トヨタ自動車東日本(岩手・金ケ崎町)が日本製紙石巻(宮城・石巻市)を4-2で破り、7月13日開幕の本大会(東京ドーム)に初出場を決めた。エンゼルス大谷翔平投手(23)の兄でコーチ兼任の龍太外野手(30)は在籍7年目の最古参。部員13人でスタートし、廃校となった小学校の校庭で練習を開始した12年春から先頭に立って引っ張ってきた。1番左翼でフル出場。6度目の挑戦で予選を突破し、歓喜の涙を流した。

 うれし涙が止まらなかった。大谷は優勝が決まった瞬間、右腕で顔をぬぐいながらマウンドに向かうと、すでに歓喜の輪が出来ていた。脳裏にはチーム立ち上げからの思い出が走馬灯のようによみがえっていた。「僕は今まで全国とは無縁だった。7年間の思いが出てきて…。ちょっと輪に加わるのが遅くなっちゃいました」。弟と同様、爽やかに受け答えをしつつ、2年連続の出場を狙った強豪を破った興奮は抑えきれなかった。

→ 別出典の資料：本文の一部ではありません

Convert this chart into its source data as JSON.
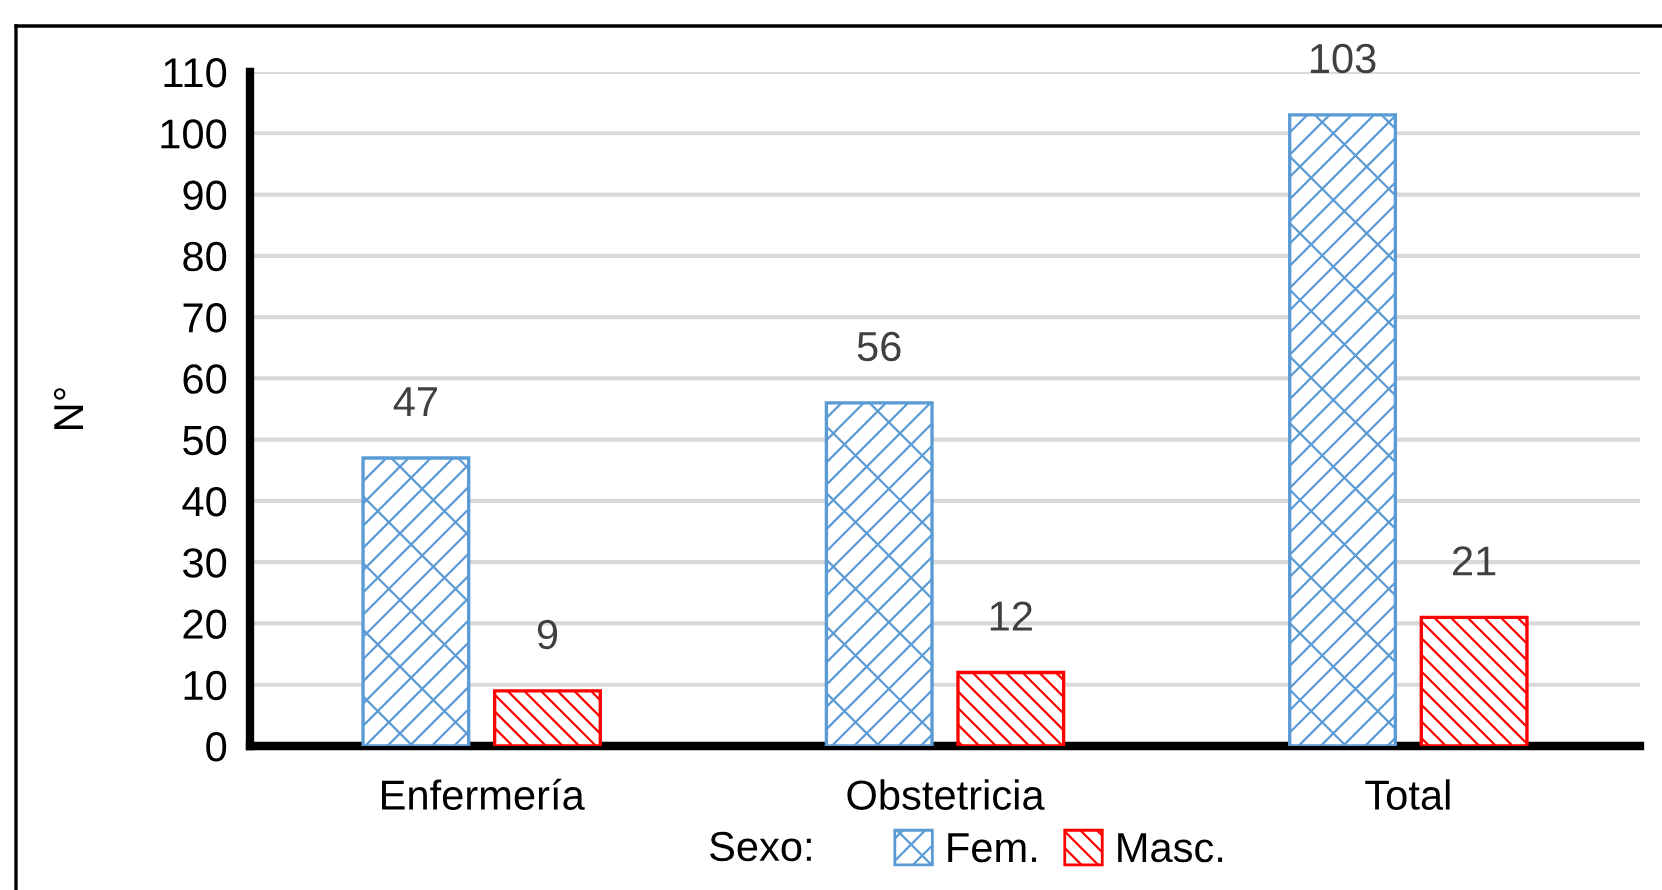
{
  "chart_data": {
    "type": "bar",
    "categories": [
      "Enfermería",
      "Obstetricia",
      "Total"
    ],
    "series": [
      {
        "name": "Fem.",
        "color": "#5b9bd5",
        "values": [
          47,
          56,
          103
        ]
      },
      {
        "name": "Masc.",
        "color": "#ff0000",
        "values": [
          9,
          12,
          21
        ]
      }
    ],
    "ylabel": "N°",
    "legend_title": "Sexo:",
    "ylim": [
      0,
      110
    ],
    "yticks": [
      0,
      10,
      20,
      30,
      40,
      50,
      60,
      70,
      80,
      90,
      100,
      110
    ],
    "grid": "y",
    "legend": "bottom",
    "data_labels": true
  }
}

 弟が華々しい球歴を誇る一方で、兄は光の当たらない道を歩んできた。地元の前沢高卒業後はクラブチームに所属し、その後は四国アイランドリーグの高知で2年間プレー。12年、出身の奥州市隣の金ケ崎町にトヨタ自動車東日本の発足が決まり、故郷に戻った。チームは13人で始動したが、練習場は廃校となった小学校の校庭。午後8時から8時間の夜勤明けで練習したこともあった。「正直、こんな環境で都市対抗なんて出られるのか、と思った」と当時を回想した。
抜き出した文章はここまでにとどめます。